Hong Kong designers are starting to look for inspiration closer to home rather than abroad
Hong Kong’s inspiration for fashion has taken a shift. For the longest time, many of the city’s emerging designers admired and were influenced by designs that came from the holy trinity of fashion capitals – London, Paris and Milan. But now, the directions of the winds have changed. In conjunction with China’s rising dominance on the world stage, local designers have begun to look inward and into their own heritage as a source of inspiration to create a more diverse and inclusive, global fashion industry. A few homegrown heroes that are spearheading the movement are Kay Li, Yat Pit, Cynthia & Xiao and Loom Loop.

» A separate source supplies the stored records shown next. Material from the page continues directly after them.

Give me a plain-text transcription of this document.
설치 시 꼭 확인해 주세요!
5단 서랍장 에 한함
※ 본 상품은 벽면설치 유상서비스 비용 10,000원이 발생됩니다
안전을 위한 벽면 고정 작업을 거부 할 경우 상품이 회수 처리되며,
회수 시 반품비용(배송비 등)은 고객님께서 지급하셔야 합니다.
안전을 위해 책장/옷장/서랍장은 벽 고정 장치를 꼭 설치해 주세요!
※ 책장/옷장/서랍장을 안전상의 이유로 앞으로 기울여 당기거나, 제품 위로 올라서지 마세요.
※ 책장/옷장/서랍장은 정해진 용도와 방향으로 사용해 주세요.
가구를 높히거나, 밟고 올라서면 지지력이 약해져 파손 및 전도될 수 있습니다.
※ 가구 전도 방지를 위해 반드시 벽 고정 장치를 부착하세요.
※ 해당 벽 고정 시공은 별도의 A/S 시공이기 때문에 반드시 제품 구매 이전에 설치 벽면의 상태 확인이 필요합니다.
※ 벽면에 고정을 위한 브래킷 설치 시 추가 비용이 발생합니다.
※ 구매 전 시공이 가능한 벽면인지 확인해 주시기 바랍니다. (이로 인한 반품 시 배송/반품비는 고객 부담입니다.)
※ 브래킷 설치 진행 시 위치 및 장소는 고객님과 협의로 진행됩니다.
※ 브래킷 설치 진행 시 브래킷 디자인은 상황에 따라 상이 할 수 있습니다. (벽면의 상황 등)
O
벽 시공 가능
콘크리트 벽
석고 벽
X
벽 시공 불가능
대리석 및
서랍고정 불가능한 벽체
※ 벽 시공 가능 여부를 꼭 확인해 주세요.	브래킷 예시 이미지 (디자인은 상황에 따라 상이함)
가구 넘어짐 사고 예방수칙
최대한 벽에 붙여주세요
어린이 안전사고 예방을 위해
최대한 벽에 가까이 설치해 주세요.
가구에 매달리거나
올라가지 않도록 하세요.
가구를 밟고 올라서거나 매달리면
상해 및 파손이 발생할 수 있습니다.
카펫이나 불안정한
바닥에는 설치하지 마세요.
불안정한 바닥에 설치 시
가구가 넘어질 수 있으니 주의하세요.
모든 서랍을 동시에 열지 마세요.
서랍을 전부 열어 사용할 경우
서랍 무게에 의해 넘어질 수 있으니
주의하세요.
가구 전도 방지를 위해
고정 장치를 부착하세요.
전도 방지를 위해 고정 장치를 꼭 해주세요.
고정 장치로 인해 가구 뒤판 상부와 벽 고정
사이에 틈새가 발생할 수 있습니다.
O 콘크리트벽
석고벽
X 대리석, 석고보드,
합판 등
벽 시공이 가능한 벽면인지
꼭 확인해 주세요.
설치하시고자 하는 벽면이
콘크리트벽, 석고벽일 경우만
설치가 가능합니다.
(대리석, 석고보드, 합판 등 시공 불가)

It goes without saying that marriage can be a daunting experience filled with contradicting feelings of joy and fear. Now, picture if you met your betrothed for the very first time on the night of your wedding. It’s a scary thought, but this was the situation for many Chinese women during the times of imperial China and it was imagining what these women for experiencing that inspired designer
Kay Li to design her latest, environmentally-friendly AW17 collection titled, ‘The Great Expectation’, which she presented at the Copenhagen Fashion Week. Li combined the feelings of sadness, fear, anger and joy of the uncertain wife to be, to create a mascu-feminine collection with laser cut dresses mimicking patterns of traditional Chinese window panels onto asymmetrical dresses, long tunics and trousers. Vibrant red and blue hues are used in the collection to symbolise celebration, whereas high collars and waist fastenings represent reminders of the shackles of oppression that were, and still face women today. The overall, looks, however, are strong and represent the forward-thinking, independent woman that remembers the past as means to fight for a better future.